Live From New York - James H. Miller [216]
TOM SCHILLER, Writer:
I left for good in 1993. It happened abruptly and without any human contact between me and Lorne, and it kind of threw me. Suddenly I went to the office and guys were putting my things in boxes. They said “management” had asked Lorne to clean house. But Lorne was nowhere to be found when I wanted to ask him why this was happening to me.
And yet it turned out to be the best thing that ever happened, in a way, because I should have left three years earlier.
JULIA SWEENEY:
I would say my first two years, and even up to my third year, were fabulous. And then my last year was just like one of the worst years of my life. I don’t know exactly why. I think that Lorne was feeling a pressure to concentrate more on the younger talent, which wasn’t even — particularly in age — years younger than me, but it was like going from like the Dana, Phil, me sort of emphasis, to the Chris Farley, Adam Sandler sort of emphasis. I think I got one sketch out of my whole fourth year.
I complained. I think Lorne really liked me a lot, but I could see in his eyes that I wasn’t part of the new order. I don’t think anyone cared whether I left or I stayed. And then finally I went to him in March. I had such a difficult time. It’s like every week I was writing and writing and nothing was getting on and I hadn’t really been the driving comedic force of a sketch like for — like until March, when I went just insane and forced Lorne to put on a sketch that I had written for Patrick Stewart. And the sketch went on last, and it did okay. But I could tell that it was sort of a favor to me to shut me up. Overall, I was over.
In April I went and told Lorne that I wanted to quit. My contract was five years, and it had only been four years. And he would never ever tell you, “Please don’t go.” I wasn’t looking for him to say that. I knew that even if he felt that way a thousand percent, he would never say it. But I knew that he also didn’t want me to go, not so much because he wanted me there but because he didn’t want to have the drama of me leaving.
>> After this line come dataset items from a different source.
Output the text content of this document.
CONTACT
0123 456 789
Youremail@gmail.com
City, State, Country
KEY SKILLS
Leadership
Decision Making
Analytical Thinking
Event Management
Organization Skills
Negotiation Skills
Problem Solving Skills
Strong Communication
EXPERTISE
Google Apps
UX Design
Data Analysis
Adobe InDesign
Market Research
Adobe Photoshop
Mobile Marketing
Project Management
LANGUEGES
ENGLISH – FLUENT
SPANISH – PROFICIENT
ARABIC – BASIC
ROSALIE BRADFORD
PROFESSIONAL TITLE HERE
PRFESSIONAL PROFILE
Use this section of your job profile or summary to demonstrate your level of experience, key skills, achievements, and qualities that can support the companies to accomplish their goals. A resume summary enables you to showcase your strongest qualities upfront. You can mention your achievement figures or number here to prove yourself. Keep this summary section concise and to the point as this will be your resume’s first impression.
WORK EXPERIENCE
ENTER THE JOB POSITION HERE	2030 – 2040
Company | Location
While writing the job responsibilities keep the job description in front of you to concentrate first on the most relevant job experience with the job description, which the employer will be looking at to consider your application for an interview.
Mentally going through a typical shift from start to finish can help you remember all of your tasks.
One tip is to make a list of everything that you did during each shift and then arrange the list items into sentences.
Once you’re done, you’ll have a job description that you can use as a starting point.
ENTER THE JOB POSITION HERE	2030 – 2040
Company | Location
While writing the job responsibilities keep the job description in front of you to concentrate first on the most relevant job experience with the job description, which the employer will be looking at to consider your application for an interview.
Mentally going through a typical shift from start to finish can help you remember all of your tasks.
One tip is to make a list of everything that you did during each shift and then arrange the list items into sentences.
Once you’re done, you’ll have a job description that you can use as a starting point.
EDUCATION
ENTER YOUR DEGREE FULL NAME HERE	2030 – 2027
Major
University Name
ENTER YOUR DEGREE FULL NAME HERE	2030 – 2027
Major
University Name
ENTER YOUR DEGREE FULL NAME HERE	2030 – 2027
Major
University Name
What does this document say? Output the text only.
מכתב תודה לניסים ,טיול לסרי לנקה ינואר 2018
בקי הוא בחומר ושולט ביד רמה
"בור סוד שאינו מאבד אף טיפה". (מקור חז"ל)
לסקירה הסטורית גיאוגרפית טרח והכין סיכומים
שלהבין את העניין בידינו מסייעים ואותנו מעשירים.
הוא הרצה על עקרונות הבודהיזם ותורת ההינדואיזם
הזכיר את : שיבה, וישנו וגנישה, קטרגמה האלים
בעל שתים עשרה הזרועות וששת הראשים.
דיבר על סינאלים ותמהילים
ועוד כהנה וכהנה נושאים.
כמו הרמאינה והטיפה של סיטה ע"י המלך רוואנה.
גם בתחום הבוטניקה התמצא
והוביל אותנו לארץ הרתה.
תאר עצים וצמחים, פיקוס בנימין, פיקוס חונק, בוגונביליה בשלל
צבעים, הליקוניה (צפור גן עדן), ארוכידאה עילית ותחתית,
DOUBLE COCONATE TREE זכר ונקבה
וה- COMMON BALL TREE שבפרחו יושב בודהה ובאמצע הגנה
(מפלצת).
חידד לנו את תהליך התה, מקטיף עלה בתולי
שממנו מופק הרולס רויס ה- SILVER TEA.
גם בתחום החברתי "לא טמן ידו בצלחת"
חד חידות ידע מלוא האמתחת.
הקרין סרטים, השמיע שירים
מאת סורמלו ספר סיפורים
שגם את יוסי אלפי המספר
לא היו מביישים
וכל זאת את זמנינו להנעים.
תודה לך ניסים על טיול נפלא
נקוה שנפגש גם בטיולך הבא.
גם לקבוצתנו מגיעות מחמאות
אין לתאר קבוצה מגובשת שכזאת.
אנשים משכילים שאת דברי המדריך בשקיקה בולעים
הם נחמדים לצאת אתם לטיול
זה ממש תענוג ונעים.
Not like it would be that big of a drama. But it’s almost like I felt like he just wished I would disappear and we didn’t even have to have the conversations about me leaving.
But by then I had so made up my mind. My agents would say, “Don’t leave a job ’til you get another job.” And I had saved up like $70,000, which was like to me a zillion dollars. And I felt like I would have scrubbed toilets with a toothbrush rather than come back to that show. There was no job I could imagine having to do that would have been more difficult than returning to that show the next year.
LORNE MICHAELS:
Michael Eisner called and said he wanted to make a movie based on her character Pat, and I said I didn’t think so. Then Julia came to talk to me. I had the right to stop her, because NBC owned the thing. But I said, “Good luck,” and I let her make the movie. And ever since, it’s been on my record. They say “Saturday Night Live movies like It’s Pat.” And she’s unpleasant about the show! And I go, “What?” Well, why — because her life didn’t turn out quite the way she wanted? Now it has, she’s done a one-woman show, and she has a baby, and she’s defeated cancer.
CHRISTINE ZANDER, Writer:
I got to know Phil even better. And this was after I had moved to L.A. and they had moved to L.A., after we worked together. Phil was a wonderful guy, incredibly generous and good-hearted, but I think he was difficult to get to know. I think maybe with his male friends it was easier, but I don’t really feel like I knew him completely. I think he became unhappy, because the last two years the new talent started to come in, it got a little bit more cutthroat, because, you know, the old guard wasn’t getting written for as much.
DAVID MANDEL:
The final season for me was really, really exhausting.